Dersim dağları desem yetmez, dağları dolanan patikalar mı, vadilerde hala sesleri duyulan masal kuşları mı, karları yararak yeryüzüne ulaşan narin çiçekler mi ya da…
Anladım ki sen kalbinin hikayesini defalarca yürüdüğün bir ülkeye anlattın. İnsan demedin, hayvan, ağaç, su demedin. Hissettiğin herkese anlattın. Gönlünce. Zorlanmadan, zorlamadan. Biraz kırmızıydı, biraz çocuksuydu, çokça yeşil vardı içinde. Mavi gökten bir parça vardı. En çok da sen vardın. İstedin ki anlattığın herkes kalbinmiş gibi eline alsın, koklasın, dokunsun. Sevdiğin herkes ve her şey içinde olsun istedin. Yaşam ertelerken sen yakınlaştın, kalbini sunarak, değişerek… Uzak da olsan ayrılığın anlamını kendinde sağaltarak, hep sevdiklerinle olarak… Hem ayrılığın ne anlama geldiğini tam olarak bilmek
gerekmiyordu ki. “Her şey tam olmaz da, bu kadar da yarımlıklar iyi değil” dedin.

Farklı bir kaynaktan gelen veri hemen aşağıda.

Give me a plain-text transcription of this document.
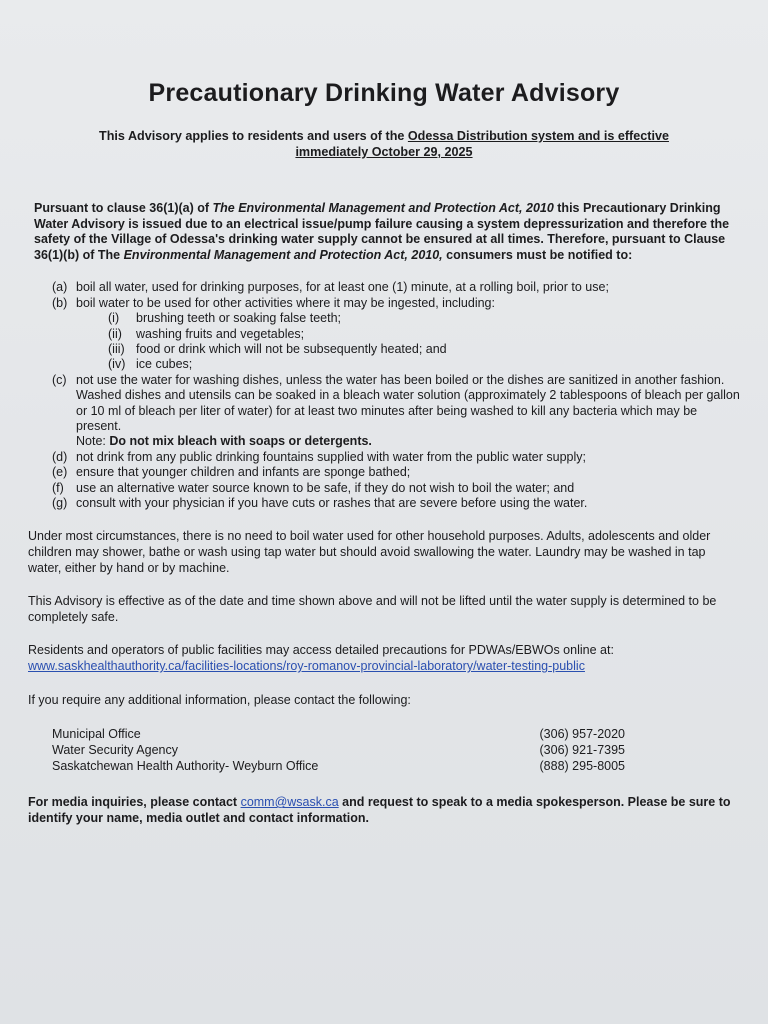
Precautionary Drinking Water Advisory
This Advisory applies to residents and users of the Odessa Distribution system and is effective immediately October 29, 2025
Pursuant to clause 36(1)(a) of The Environmental Management and Protection Act, 2010 this Precautionary Drinking Water Advisory is issued due to an electrical issue/pump failure causing a system depressurization and therefore the safety of the Village of Odessa's drinking water supply cannot be ensured at all times. Therefore, pursuant to Clause 36(1)(b) of The Environmental Management and Protection Act, 2010, consumers must be notified to:
(a) boil all water, used for drinking purposes, for at least one (1) minute, at a rolling boil, prior to use;
(b) boil water to be used for other activities where it may be ingested, including:
(i)	brushing teeth or soaking false teeth;
(ii)	washing fruits and vegetables;
(iii) food or drink which will not be subsequently heated; and
(iv) ice cubes;
(c) not use the water for washing dishes, unless the water has been boiled or the dishes are sanitized in another fashion. Washed dishes and utensils can be soaked in a bleach water solution (approximately 2 tablespoons of bleach per gallon or 10 ml of bleach per liter of water) for at least two minutes after being washed to kill any bacteria which may be present.
Note: Do not mix bleach with soaps or detergents.
(d) not drink from any public drinking fountains supplied with water from the public water supply;
(e) ensure that younger children and infants are sponge bathed;
(f) use an alternative water source known to be safe, if they do not wish to boil the water; and
(g) consult with your physician if you have cuts or rashes that are severe before using the water.

Under most circumstances, there is no need to boil water used for other household purposes. Adults, adolescents and older children may shower, bathe or wash using tap water but should avoid swallowing the water. Laundry may be washed in tap water, either by hand or by machine.

This Advisory is effective as of the date and time shown above and will not be lifted until the water supply is determined to be completely safe.

Residents and operators of public facilities may access detailed precautions for PDWAs/EBWOs online at:
www.saskhealthauthority.ca/facilities-locations/roy-romanov-provincial-laboratory/water-testing-public

If you require any additional information, please contact the following:

Municipal Office	(306) 957-2020
Water Security Agency	(306) 921-7395
Saskatchewan Health Authority- Weyburn Office	(888) 295-8005
For media inquiries, please contact comm@wsask.ca and request to speak to a media spokesperson. Please be sure to identify your name, media outlet and contact information.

Yarım kalmamalıydı hayat. Sen, kalbine kalbindekileri yazıyordun. Biraz daha kavga ettin, biraz daha sevdin, biraz daha dokundun acıyan yanlarına zamanın. Yürüdün hep yürüdün. Öyle hafifledi kalbin. Ne güzel! Kalbinin hikayesini anlatırken son sözünü söyledin, bu yaşamda tamı tamına yaşıyoruz ayrılığı, acıları ve daha nice şeyleri… Sonra kıvrıldın meşe ağacının serin gölgesine… Uyudun, gökteki
yıldızları izleyerek. Uykunun en derin yerinde yaşamının rüyasını gördün. Gündüz adımlayamadığın yerleri gezdin, dağ keçileriyle kayalara tırmandın. Dağın zirvesinde yıldızlara uzandı elin, dünyadan da uzaklara
vardın. Anladın ki, her gece rüyanda gördüğün yaşadığın hayattı. Ve her gün yaşadığın bir rüyaydı.

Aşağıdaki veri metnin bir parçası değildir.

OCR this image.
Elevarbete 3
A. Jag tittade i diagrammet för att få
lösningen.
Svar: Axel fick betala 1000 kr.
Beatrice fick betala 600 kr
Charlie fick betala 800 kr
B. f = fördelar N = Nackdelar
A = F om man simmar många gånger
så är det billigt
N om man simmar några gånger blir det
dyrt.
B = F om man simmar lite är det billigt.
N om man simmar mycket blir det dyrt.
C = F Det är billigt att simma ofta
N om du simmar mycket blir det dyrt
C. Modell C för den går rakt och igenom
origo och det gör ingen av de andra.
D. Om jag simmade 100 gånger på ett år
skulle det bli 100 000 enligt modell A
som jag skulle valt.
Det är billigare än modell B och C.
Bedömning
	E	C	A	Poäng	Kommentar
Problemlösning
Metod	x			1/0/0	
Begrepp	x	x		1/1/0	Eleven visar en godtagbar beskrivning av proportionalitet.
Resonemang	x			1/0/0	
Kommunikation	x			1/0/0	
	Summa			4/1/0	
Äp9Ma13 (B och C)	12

Uyandığında yollara düştün yeniden. Yürüdükçe terledin, mavi bir mendil ile terini sildin. Ve o mavi mendil cebinden düştü. Senden taşıdığı izlerle bir zaman sonra toprağa karıştı. İzlerin her yerde. Genç arkadaşlarına sevgiyle dokunduğun parmaklarının izi. O vedalaşma anlarının görüntülerine bakıyorum. Arkadaşlarını uğurlarken, tokalaşmak ya da onları kucaklamak yetmiyor sana. Bir de mutlaka ellerinle dokunuyorsun omuzlarına, ellerine, şakaklarına. Son bir kez daha sevgini veriyorsun. İşte o son dokunuşunun izi kaldı, gözlerinin değdiği her yerde ve gözlerinin karşılaştığı her insanda.
Düşünsene onlara her baktığımızda seni görüyoruz, bize seni anlatıyorlar, burada yanı başımızdaymışsın gibi. Dağların, yolların her ayrıntısında senden izler var. Dokunduğun her yerde ve herkeste izlerin duruyor. Yürüdüğün patikalar, susuzluğunu gidermek için kana kana içtiğin çeşmeler, aştığın dağlar, dibinde uyuduğun meşe ağaçları, meşelerin dallarında öten kuşlar, zamana bıraktığın izler…
Herkesin sana dair anlatacağı bir anısı var şimdi. Herkesin kesesinde bir sözün var. Seni hatırlarken gülümsüyor herkes, kızgınlar dahi unutuyor neye öfkelendiklerini. Hala yeryüzünde olmak böyle bir şey mi? Ya da “izin kaldı” sözünün somut anlamı bu mu? Varsın. Varlık öyle kolay silinen, yok olan bir şey değil ki zaten. Dokunduğun taşlar, ağaçlar, eşyalar seni anlatıyor şimdi. Ve anlatacaklar her daim. Dağda yaşamaktan derisi kalınlaşmış bir parmak, kalbine ışık tutacak. Evet o bir dağ insanıydı diyecekler.